Rose Glass é outra que tem sua grande estreia na direção de
longas-metragens. Aqui a história acompanha Maud (Morfydd Clark), uma
enfermeira fanática e fundamentalista religiosa que vê muito de seus princípios
entrarem em conflito quando começa a trabalhar como cuidadora de Amanda
(Jennifer Ehle), uma mulher que sofre de câncer terminal. Amanda, nada
religiosa, leva uma vida completamente diferente da de Maud, que, por sua vez, começa a
desenvolver afeições pela enferma e vê seu mundo começar a mudar. Estando confusa
com toda a situação e também consigo mesma, a enfermeira começa a presenciar
coisas estranhas e até mesmo a agir de forma bastante diferente do usual por
causa disso. O filme – um terror psicológico dos bons – é de 2019, mas rodou
muitos festivais até ser lançado no circuito mundial em 2021. Morfydd Clark é
destaque aqui e está excelente, entregando o que é sua melhor atuação na
carreira. Já a diretora Rose Glass é uma dentre outras para se ficar de olho.

6) My Heart Can't Beat Unless You Tell
It To (2020), dirigido por Jonathan Cuartas.
Outra estreia em grande estilo, aqui a trama segue de forma introspectiva
uma família de três irmãos, Dwight (Patrick Fugit) e Jessie (Ingrid Sophie
Schram) – que são os irmãos mais velhos – e Thomas (Owen Campbell) que, por
causa de uma doença, não pode sair de casa e por isso precisa de cuidados 24
horas por dia. Assim, os dois primeiros irmãos se mantêm bastante ocupados
durante o dia e a noite para manter a saúde do caçula em bom estado. Acredito
que quanto menos souber sobre a história, melhor será a experiência. O filme
busca subverter alguns clichês de um subgênero do terror bem específico e
acerta em praticamente tudo.

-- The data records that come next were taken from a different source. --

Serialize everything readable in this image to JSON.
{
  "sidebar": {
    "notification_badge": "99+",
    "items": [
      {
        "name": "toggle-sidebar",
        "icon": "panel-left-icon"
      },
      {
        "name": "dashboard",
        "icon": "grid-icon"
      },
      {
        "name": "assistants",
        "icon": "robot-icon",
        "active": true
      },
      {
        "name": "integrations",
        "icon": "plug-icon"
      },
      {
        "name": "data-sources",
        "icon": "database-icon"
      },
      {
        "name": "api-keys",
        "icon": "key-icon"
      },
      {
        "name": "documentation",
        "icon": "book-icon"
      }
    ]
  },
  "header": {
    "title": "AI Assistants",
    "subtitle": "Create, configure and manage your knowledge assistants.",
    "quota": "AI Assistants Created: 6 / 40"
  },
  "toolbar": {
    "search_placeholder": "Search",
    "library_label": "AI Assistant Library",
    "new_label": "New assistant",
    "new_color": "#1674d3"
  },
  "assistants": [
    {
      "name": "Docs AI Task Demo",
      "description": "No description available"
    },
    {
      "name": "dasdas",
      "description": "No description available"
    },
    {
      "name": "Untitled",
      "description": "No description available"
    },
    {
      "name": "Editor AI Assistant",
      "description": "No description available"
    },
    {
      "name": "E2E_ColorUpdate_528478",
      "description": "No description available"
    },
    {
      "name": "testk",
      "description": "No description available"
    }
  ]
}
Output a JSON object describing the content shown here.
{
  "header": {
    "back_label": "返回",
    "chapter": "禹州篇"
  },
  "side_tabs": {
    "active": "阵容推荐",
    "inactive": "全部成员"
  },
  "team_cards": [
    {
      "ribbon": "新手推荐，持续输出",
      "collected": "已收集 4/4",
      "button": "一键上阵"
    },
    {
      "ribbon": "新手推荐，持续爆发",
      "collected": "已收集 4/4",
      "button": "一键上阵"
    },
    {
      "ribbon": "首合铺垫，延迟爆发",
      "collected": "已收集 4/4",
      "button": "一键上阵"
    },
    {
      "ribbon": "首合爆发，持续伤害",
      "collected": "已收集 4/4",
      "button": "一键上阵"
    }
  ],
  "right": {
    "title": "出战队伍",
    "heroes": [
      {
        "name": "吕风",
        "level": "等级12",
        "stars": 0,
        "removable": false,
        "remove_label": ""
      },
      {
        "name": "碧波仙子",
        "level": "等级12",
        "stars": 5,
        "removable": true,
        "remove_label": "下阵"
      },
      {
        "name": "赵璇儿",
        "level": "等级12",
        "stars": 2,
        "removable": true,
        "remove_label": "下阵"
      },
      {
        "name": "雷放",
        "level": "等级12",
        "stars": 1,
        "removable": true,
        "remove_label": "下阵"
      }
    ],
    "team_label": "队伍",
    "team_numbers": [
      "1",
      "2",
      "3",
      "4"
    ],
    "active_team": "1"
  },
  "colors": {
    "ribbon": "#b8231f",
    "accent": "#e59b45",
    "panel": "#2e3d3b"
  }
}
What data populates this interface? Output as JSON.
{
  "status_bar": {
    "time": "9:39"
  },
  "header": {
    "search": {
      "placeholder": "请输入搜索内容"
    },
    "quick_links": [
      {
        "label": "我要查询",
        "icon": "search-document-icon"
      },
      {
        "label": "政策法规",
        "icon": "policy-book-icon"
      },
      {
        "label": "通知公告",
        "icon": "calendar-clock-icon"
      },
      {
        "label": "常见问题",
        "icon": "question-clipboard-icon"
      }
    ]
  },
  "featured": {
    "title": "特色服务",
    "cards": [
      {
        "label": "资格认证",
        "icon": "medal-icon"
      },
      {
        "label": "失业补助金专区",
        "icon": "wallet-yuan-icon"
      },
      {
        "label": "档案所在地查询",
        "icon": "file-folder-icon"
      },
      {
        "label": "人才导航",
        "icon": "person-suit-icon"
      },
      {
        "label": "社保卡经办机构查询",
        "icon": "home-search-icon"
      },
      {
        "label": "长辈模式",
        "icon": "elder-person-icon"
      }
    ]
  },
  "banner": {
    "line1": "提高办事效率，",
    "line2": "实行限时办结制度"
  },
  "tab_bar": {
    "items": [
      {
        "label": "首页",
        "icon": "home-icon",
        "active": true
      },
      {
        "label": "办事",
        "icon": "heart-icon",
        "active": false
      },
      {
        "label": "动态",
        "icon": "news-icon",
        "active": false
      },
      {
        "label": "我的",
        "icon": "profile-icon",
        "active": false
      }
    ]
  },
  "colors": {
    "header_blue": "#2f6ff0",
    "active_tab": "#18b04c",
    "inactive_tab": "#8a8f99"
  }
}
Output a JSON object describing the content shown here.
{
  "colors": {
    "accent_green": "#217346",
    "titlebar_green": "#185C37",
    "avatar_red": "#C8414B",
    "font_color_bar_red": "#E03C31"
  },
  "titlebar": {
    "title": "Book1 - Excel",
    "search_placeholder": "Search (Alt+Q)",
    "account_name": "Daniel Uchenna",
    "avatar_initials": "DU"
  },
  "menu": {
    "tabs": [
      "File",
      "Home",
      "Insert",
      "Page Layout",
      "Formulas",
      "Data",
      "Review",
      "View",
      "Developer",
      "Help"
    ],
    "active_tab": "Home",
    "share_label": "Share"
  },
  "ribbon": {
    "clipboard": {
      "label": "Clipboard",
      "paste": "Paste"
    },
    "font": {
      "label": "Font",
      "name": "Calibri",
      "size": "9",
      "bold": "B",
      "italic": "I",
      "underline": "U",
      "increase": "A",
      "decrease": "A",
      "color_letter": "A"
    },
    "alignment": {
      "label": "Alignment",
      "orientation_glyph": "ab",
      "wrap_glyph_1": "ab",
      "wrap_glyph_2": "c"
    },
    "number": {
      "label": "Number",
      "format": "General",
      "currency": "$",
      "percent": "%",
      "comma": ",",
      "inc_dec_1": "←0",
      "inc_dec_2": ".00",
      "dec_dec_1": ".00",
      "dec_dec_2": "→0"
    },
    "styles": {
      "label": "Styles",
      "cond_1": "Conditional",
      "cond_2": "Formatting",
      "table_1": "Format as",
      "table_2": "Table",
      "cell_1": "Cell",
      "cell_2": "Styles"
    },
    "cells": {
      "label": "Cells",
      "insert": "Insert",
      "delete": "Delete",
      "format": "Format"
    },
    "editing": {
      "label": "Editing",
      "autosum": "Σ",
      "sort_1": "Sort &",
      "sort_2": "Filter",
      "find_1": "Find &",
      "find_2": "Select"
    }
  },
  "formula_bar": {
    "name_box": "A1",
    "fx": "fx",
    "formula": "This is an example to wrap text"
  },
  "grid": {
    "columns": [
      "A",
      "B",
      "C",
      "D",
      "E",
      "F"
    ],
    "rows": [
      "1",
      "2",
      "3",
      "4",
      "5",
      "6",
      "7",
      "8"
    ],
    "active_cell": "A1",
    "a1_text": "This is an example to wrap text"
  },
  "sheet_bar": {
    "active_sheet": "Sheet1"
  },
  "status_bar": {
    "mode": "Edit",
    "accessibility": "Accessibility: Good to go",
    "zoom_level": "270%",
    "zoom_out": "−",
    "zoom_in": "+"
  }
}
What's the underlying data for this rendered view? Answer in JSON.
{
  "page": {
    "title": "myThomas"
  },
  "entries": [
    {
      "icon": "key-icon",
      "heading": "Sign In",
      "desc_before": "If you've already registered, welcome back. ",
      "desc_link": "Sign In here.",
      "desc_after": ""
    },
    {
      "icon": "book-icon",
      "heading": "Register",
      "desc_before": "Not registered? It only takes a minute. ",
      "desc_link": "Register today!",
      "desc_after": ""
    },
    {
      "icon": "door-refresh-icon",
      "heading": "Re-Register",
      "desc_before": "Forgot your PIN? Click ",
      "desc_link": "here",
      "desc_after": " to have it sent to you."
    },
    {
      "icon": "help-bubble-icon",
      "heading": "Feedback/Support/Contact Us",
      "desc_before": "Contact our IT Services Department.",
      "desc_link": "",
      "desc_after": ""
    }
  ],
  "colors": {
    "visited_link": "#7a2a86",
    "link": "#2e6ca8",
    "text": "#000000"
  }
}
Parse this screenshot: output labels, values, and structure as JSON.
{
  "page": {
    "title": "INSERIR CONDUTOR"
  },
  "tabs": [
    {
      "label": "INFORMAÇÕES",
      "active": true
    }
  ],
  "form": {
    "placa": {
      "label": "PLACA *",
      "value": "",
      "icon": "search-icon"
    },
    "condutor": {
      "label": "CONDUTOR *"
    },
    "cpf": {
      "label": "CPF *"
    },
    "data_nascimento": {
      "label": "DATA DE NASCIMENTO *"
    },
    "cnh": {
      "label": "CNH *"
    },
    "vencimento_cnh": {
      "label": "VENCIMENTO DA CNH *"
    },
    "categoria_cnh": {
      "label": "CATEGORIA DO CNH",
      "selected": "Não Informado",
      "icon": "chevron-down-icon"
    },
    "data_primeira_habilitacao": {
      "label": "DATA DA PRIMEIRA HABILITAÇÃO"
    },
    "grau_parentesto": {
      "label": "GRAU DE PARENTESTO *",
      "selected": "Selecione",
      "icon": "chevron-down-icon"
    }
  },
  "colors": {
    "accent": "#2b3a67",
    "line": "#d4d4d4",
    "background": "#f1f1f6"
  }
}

Vale ressaltar que o filme foi filmado em 4:3, o
que ajuda muito a construir a sensação de desconforto gerada pela claustrofobia
que o filme traz.
7) The Night House (2020), dirigido por
David Bruckner.
Bruckner é um diretor que já possui certa experiência, contando no
currículo, com este filme, três longas. Seu último trabalho foi a obra bem
conceituada “O Ritual” (2017). Nesse seu último projeto ele traz Rebecca
Hall para interpretar Beth, uma professora que está passando por um processo de
luto após seu marido se matar em sua própria casa. Com sua cabeça passando por
um turbilhão de emoções, Beth, uma mulher determinada e forte, vê suas emoções
piorarem após descobrir alguns segredos envolvendo a vida de seu marido. Claire
(Sarah Goldberg), sua melhor amiga, é quem tenta ajuda-la nesse período. Uma
das grandes obras do ano, “The Night House” perde um pouquinho de força no finalzinho,
quando o filme parece entrar em conflito com alguma coisa que ele próprio havia
definido nos primeiro e segundo atos. No entanto não é nada que prejudique sua
totalidade. Grande filme!
8) Vicious Fun (2020), dirigido por Cody
Calahan.
Um dos filmes mais divertidos do ano, “Vicious Fun” conta a história de
Joel (Evan Marsh), um jovem nerd, ingênuo, desajeitado e em péssima situação
financeira e amorosa, que escreve sobre filmes de terror para uma revista
independente bem pobrezinha. Após seguir uma mulher desconhecida até um bar,
com a intenção de talvez conseguir se dar bem com ela e enfim mudar sua situação com as mulheres, acaba entrando numa das
piores situações ao se ver preso numa reunião de autoajuda que acontece dentro
do próprio bar após o encerramento do expediente. Você deve estar se perguntando, “como
uma pessoa se dá tão mal assim numa reunião de autoajuda?". A resposta é que
essa não é uma reunião comum de um grupo comum, é uma reunião de autoajuda para
assassinos em série (!!!). A partir daí se desenrola algumas das situações mais
engraçadas e sangrentas que se pode imaginar. O filme entrega uma mistura de
comédia e terror e, vale dizer, é outra homenagem aos anos 80 da lista, tanto
em termos de fotografia quanto de violência que, diga-se de passagem, é feita
toda, ou quase toda, com efeitos práticos, e também de música, que remete às
trilhas dos anos 80. Ou seja, é o pacote completo. Infelizmente a história
perde um pouco de força no decorrer do filme, mas não é nada que chega a
comprometer.

9) Coming Home in the Dark (2021),
dirigido por James Ashcroft.
Mais uma estreia, dessa vez vinda da Nova Zelândia. Hoaggie (Erik
Thomson), sua esposa Jill (Miriama McDowell) e seus filhos, Maika (Billy
Paratene) e Jordan (Frankie Paratene), estão em um piquenique na natureza, num
lugar remoto, quando dois estranhos aparecem e os fazem reféns. A violência é
intensa e acontece desde o princípio e de muitas formas, física e psicológica,
de modo incômodo e inquietante, principalmente pelo fato de que ninguém, nem
espectador e nem personagens, sabem quais as reais motivações dos vilões. Por que
isso está acontecendo? Será que é violência apenas por violência? O acaso tem
papel forte nisso tudo, mas muitas coisas serão reveladas ao longo dessa
jornada de terror, sendo muitas dessas revelações absurdas – no bom sentido.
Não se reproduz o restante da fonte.